Vielleicht ist das die größte Versuchung für uns heute: dass wir möglichst schnell viele Antworten geben. Dass wir wissen, was richtig und falsch ist. Dass wir zu wissen meinen, was jemand in seiner Not braucht.

Viele finden ja, dass Hiobs Frau hier die größte Versuchung für Hiob ist, weil sie ihn angeblich überreden will, sich von Gott abzuwenden. Aber das tut sie nicht. Sie versucht nur - wie seine Freunde auch - einen Grund zu finden. Im Gegensatz zu den Freunden sieht sie den Grund aber bei Gott.
Und so falsch ist das ja auch nicht, wie wir wissen.
Hiob versteht das noch nicht.
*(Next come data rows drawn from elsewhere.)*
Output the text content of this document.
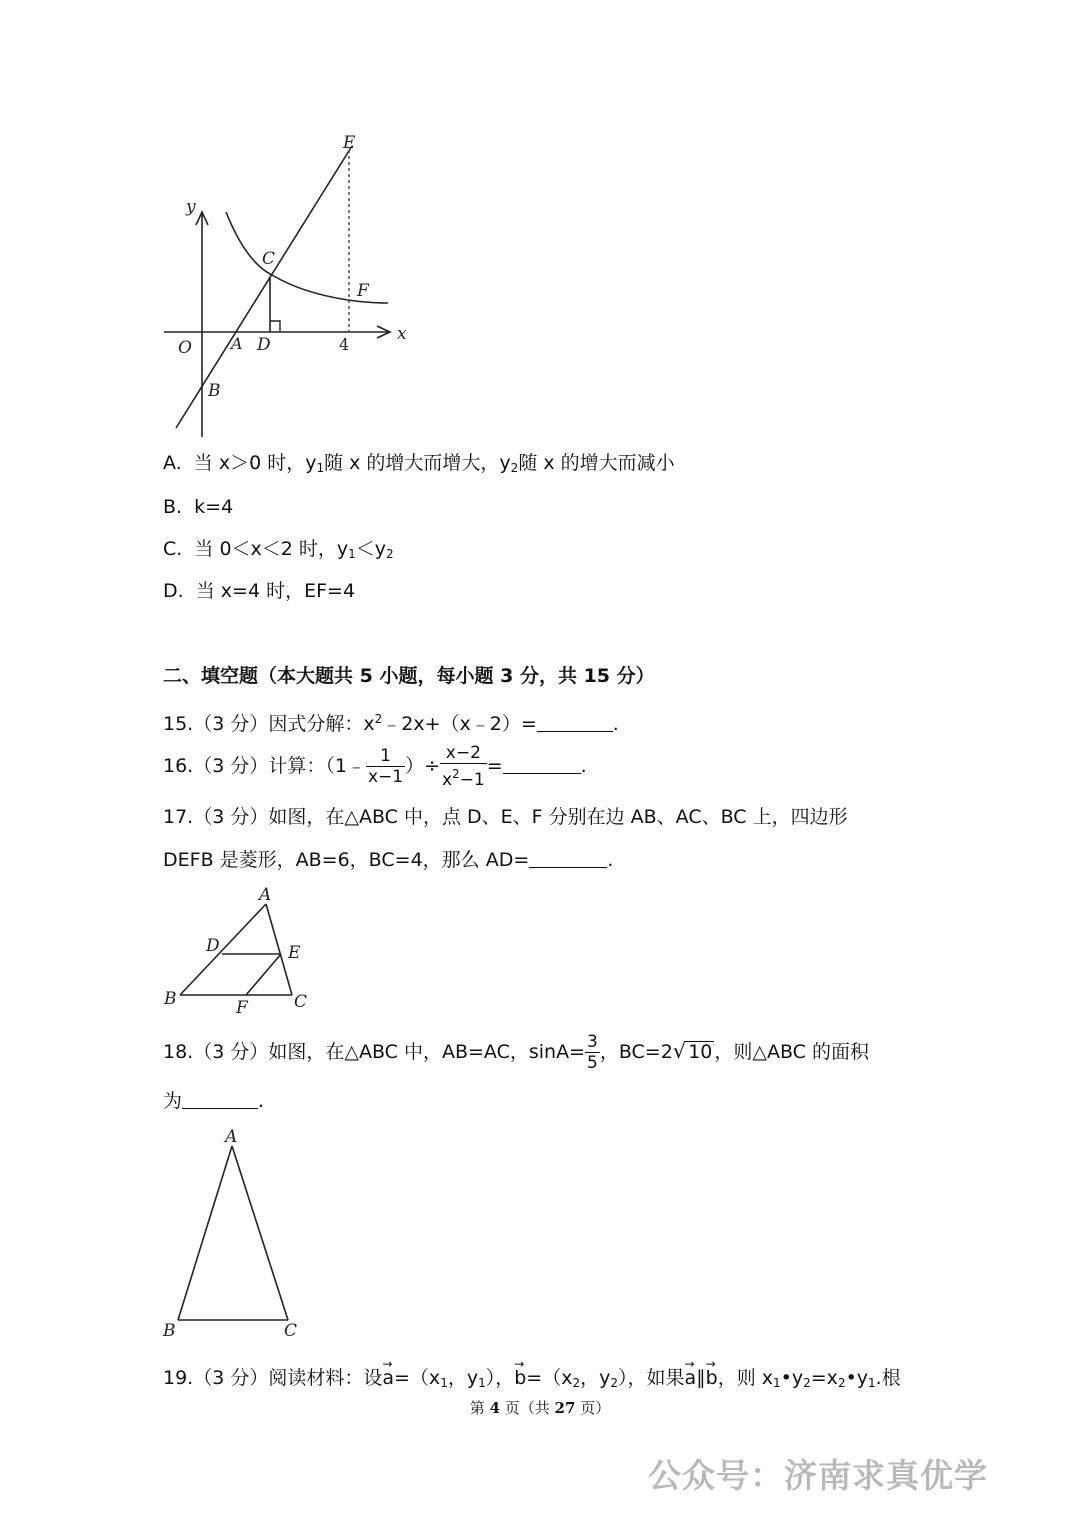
y
x
O A
B
C
D
E
F
4
A. 当 x＞0 时，$y_1$随 x 的增大而增大，$y_2$随 x 的增大而减小
B. k=4
C. 当 0＜x＜2 时，$y_1<y_2$
D. 当 x=4 时，EF=4
二、填空题（本大题共 5 小题，每小题 3 分，共 15 分）
15.（3 分）因式分解：$x^2﹣2x+(x﹣2)=$	.
16.（3 分）计算：（1﹣ $\frac{1}{x-1}$ ）÷ $\frac{x-2}{x^2-1}$ =	.
17.（3 分）如图，在△ABC 中，点 D、E、F 分别在边 AB、AC、BC 上，四边形
DEFB 是菱形，AB=6，BC=4，那么 AD=	.
A
B	C
D	E
F
18.（3 分）如图，在△ABC 中，AB=AC，$\sin A= \frac{3}{5}$ ，BC=2√ 10 ，则△ABC 的面积
为	.
A
B	C
19.（3 分）阅读材料：设→ $a=(x_1$，$y_1$），→ $b=(x_2$，$y_2$），如果→ a∥→ b，则 $x_1•y_2=x_2•y_1$.根
第 4 页（共 27 页）
公众号：济南求真优学
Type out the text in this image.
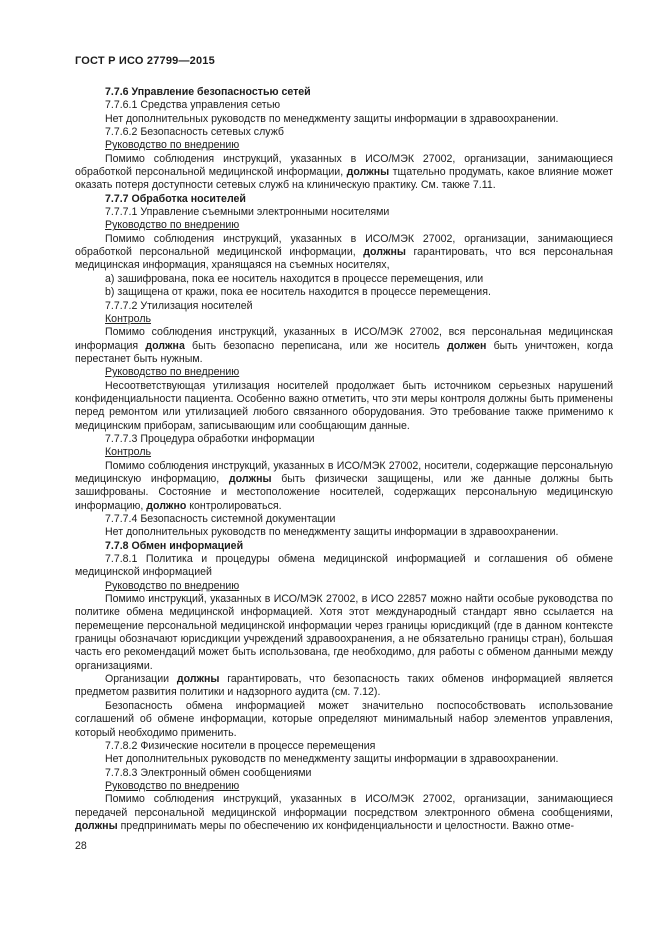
ГОСТ Р ИСО 27799—2015

7.7.6 Управление безопасностью сетей

7.7.6.1 Средства управления сетью

Нет дополнительных руководств по менеджменту защиты информации в здравоохранении.

7.7.6.2 Безопасность сетевых служб

Руководство по внедрению

Помимо соблюдения инструкций, указанных в ИСО/МЭК 27002, организации, занимающиеся обработкой персональной медицинской информации, должны тщательно продумать, какое влияние может оказать потеря доступности сетевых служб на клиническую практику. См. также 7.11.

7.7.7 Обработка носителей

7.7.7.1 Управление съемными электронными носителями

Руководство по внедрению

Помимо соблюдения инструкций, указанных в ИСО/МЭК 27002, организации, занимающиеся обработкой персональной медицинской информации, должны гарантировать, что вся персональная медицинская информация, хранящаяся на съемных носителях,

a) зашифрована, пока ее носитель находится в процессе перемещения, или

b) защищена от кражи, пока ее носитель находится в процессе перемещения.

7.7.7.2 Утилизация носителей

Контроль

Помимо соблюдения инструкций, указанных в ИСО/МЭК 27002, вся персональная медицинская информация должна быть безопасно переписана, или же носитель должен быть уничтожен, когда перестанет быть нужным.

Руководство по внедрению

Несоответствующая утилизация носителей продолжает быть источником серьезных нарушений конфиденциальности пациента. Особенно важно отметить, что эти меры контроля должны быть применены перед ремонтом или утилизацией любого связанного оборудования. Это требование также применимо к медицинским приборам, записывающим или сообщающим данные.

7.7.7.3 Процедура обработки информации

Контроль

Помимо соблюдения инструкций, указанных в ИСО/МЭК 27002, носители, содержащие персональную медицинскую информацию, должны быть физически защищены, или же данные должны быть зашифрованы. Состояние и местоположение носителей, содержащих персональную медицинскую информацию, должно контролироваться.

7.7.7.4 Безопасность системной документации

Нет дополнительных руководств по менеджменту защиты информации в здравоохранении.

7.7.8 Обмен информацией

7.7.8.1 Политика и процедуры обмена медицинской информацией и соглашения об обмене медицинской информацией

Руководство по внедрению

Помимо инструкций, указанных в ИСО/МЭК 27002, в ИСО 22857 можно найти особые руководства по политике обмена медицинской информацией. Хотя этот международный стандарт явно ссылается на перемещение персональной медицинской информации через границы юрисдикций (где в данном контексте границы обозначают юрисдикции учреждений здравоохранения, а не обязательно границы стран), большая часть его рекомендаций может быть использована, где необходимо, для работы с обменом данными между организациями.

Организации должны гарантировать, что безопасность таких обменов информацией является предметом развития политики и надзорного аудита (см. 7.12).

Безопасность обмена информацией может значительно поспособствовать использование соглашений об обмене информации, которые определяют минимальный набор элементов управления, который необходимо применить.

7.7.8.2 Физические носители в процессе перемещения

Нет дополнительных руководств по менеджменту защиты информации в здравоохранении.

7.7.8.3 Электронный обмен сообщениями

Руководство по внедрению

Помимо соблюдения инструкций, указанных в ИСО/МЭК 27002, организации, занимающиеся передачей персональной медицинской информации посредством электронного обмена сообщениями, должны предпринимать меры по обеспечению их конфиденциальности и целостности. Важно отме-

28
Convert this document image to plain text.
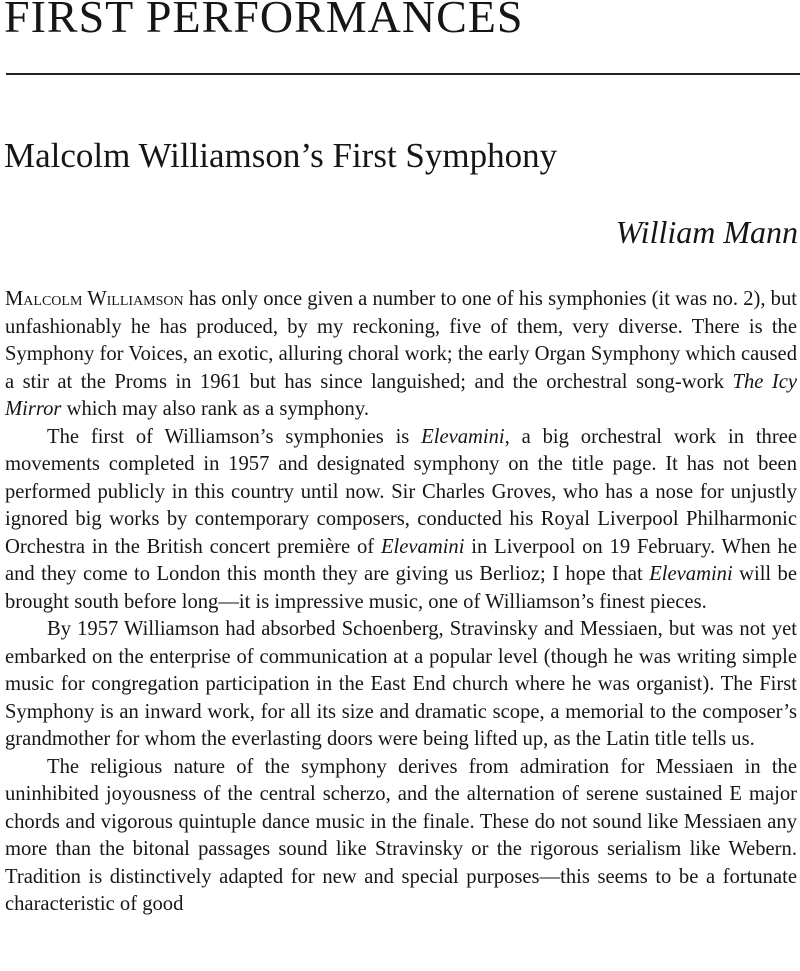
FIRST PERFORMANCES
Malcolm Williamson’s First Symphony
William Mann

Malcolm Williamson has only once given a number to one of his symphonies (it was no. 2), but unfashionably he has produced, by my reckoning, five of them, very diverse. There is the Symphony for Voices, an exotic, alluring choral work; the early Organ Symphony which caused a stir at the Proms in 1961 but has since languished; and the orchestral song-work The Icy Mirror which may also rank as a symphony.

The first of Williamson’s symphonies is Elevamini, a big orchestral work in three movements completed in 1957 and designated symphony on the title page. It has not been performed publicly in this country until now. Sir Charles Groves, who has a nose for unjustly ignored big works by contemporary composers, conducted his Royal Liverpool Philharmonic Orchestra in the British concert première of Elevamini in Liverpool on 19 February. When he and they come to London this month they are giving us Berlioz; I hope that Elevamini will be brought south before long—it is impressive music, one of Williamson’s finest pieces.

By 1957 Williamson had absorbed Schoenberg, Stravinsky and Messiaen, but was not yet embarked on the enterprise of communication at a popular level (though he was writing simple music for congregation participation in the East End church where he was organist). The First Symphony is an inward work, for all its size and dramatic scope, a memorial to the composer’s grandmother for whom the everlasting doors were being lifted up, as the Latin title tells us.

The religious nature of the symphony derives from admiration for Messiaen in the uninhibited joyousness of the central scherzo, and the alternation of serene sustained E major chords and vigorous quintuple dance music in the finale. These do not sound like Messiaen any more than the bitonal passages sound like Stravinsky or the rigorous serialism like Webern. Tradition is distinctively adapted for new and special purposes—this seems to be a fortunate characteristic of good
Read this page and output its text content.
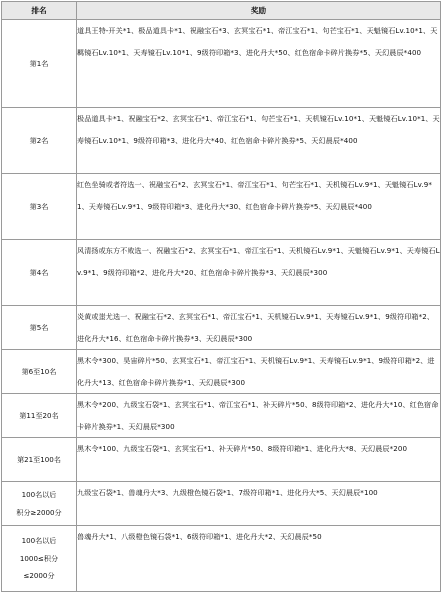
排名	奖励
第1名	道具王特-开关*1、极品道具卡*1、祝融宝石*3、玄冥宝石*1、帝江宝石*1、句芒宝石*1、天魁镜石Lv.10*1、天羁镜石Lv.10*1、天寿镜石Lv.10*1、9级符印箱*3、进化丹大*50、红色宿命卡碎片换券*5、天幻晨辰*400
第2名	极品道具卡*1、祝融宝石*2、玄冥宝石*1、帝江宝石*1、句芒宝石*1、天机镜石Lv.10*1、天魁镜石Lv.10*1、天寿镜石Lv.10*1、9级符印箱*3、进化丹大*40、红色宿命卡碎片换券*5、天幻晨辰*400
第3名	红色坐骑或者符选一、祝融宝石*2、玄冥宝石*1、帝江宝石*1、句芒宝石*1、天机镜石Lv.9*1、天魁镜石Lv.9*1、天寿镜石Lv.9*1、9级符印箱*3、进化丹大*30、红色宿命卡碎片换券*5、天幻晨辰*400
第4名	风清扬或东方不败选一、祝融宝石*2、玄冥宝石*1、帝江宝石*1、天机镜石Lv.9*1、天魁镜石Lv.9*1、天寿镜石Lv.9*1、9级符印箱*2、进化丹大*20、红色宿命卡碎片换券*3、天幻晨辰*300
第5名	炎黄或蚩尤选一、祝融宝石*2、玄冥宝石*1、帝江宝石*1、天机镜石Lv.9*1、天寿镜石Lv.9*1、9级符印箱*2、进化丹大*16、红色宿命卡碎片换券*3、天幻晨辰*300
第6至10名	黑木令*300、昊宙碎片*50、玄冥宝石*1、帝江宝石*1、天机镜石Lv.9*1、天寿镜石Lv.9*1、9级符印箱*2、进化丹大*13、红色宿命卡碎片换券*1、天幻晨辰*300
第11至20名	黑木令*200、九级宝石袋*1、玄冥宝石*1、帝江宝石*1、补天碎片*50、8级符印箱*2、进化丹大*10、红色宿命卡碎片换券*1、天幻晨辰*300
第21至100名	黑木令*100、九级宝石袋*1、玄冥宝石*1、补天碎片*50、8级符印箱*1、进化丹大*8、天幻晨辰*200
100名以后
积分≥2000分	九级宝石袋*1、兽魂丹大*3、九级橙色镜石袋*1、7级符印箱*1、进化丹大*5、天幻晨辰*100
100名以后
1000≤积分
≤2000分	兽魂丹大*1、八级橙色镜石袋*1、6级符印箱*1、进化丹大*2、天幻晨辰*50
Auch das ist auszuhalten.
Und weder er noch seine Frau haben eine Antwort auf dieses Warum.

7.
Und dann sind da noch die drei Freunde von Hiob.
Die hören von all dem, was ihm zugestoßen ist.  Und sie zögern keinen Moment, sondern machen sich sofort auf den Weg.
Allein das ist schon toll. Wie viele Menschen tun das nicht! Sondern ziehen sich eher zurück, wenn jemand im Freundeskreis schwer erkrankt oder etwas anderes Schlimmes erlebt.
Das machen die Freunde hier nicht. Sie ziehen sofort los.
Vielleicht legen sie sich Worte zurecht, die sie sagen wollen. Vielleicht suchen sie sich Trostworte aus der Bibel heraus, von denen sie denken: das könnte Hiob guttun. Aber dann sehen sie, was los ist.
Da wartet nicht der alte, vertraute Freund auf sie, da wartet ein Mann, den sie nicht wiedererkennen, so fertig ist der, zerkratzt und gebeugt und überall gezeichnet von einem unsäglichen Schmerz.
Damit hat keiner von ihnen gerechnet. Und ihre mitgebrachten Worte zerrinnen ihnen unter den Fingern wie Sand.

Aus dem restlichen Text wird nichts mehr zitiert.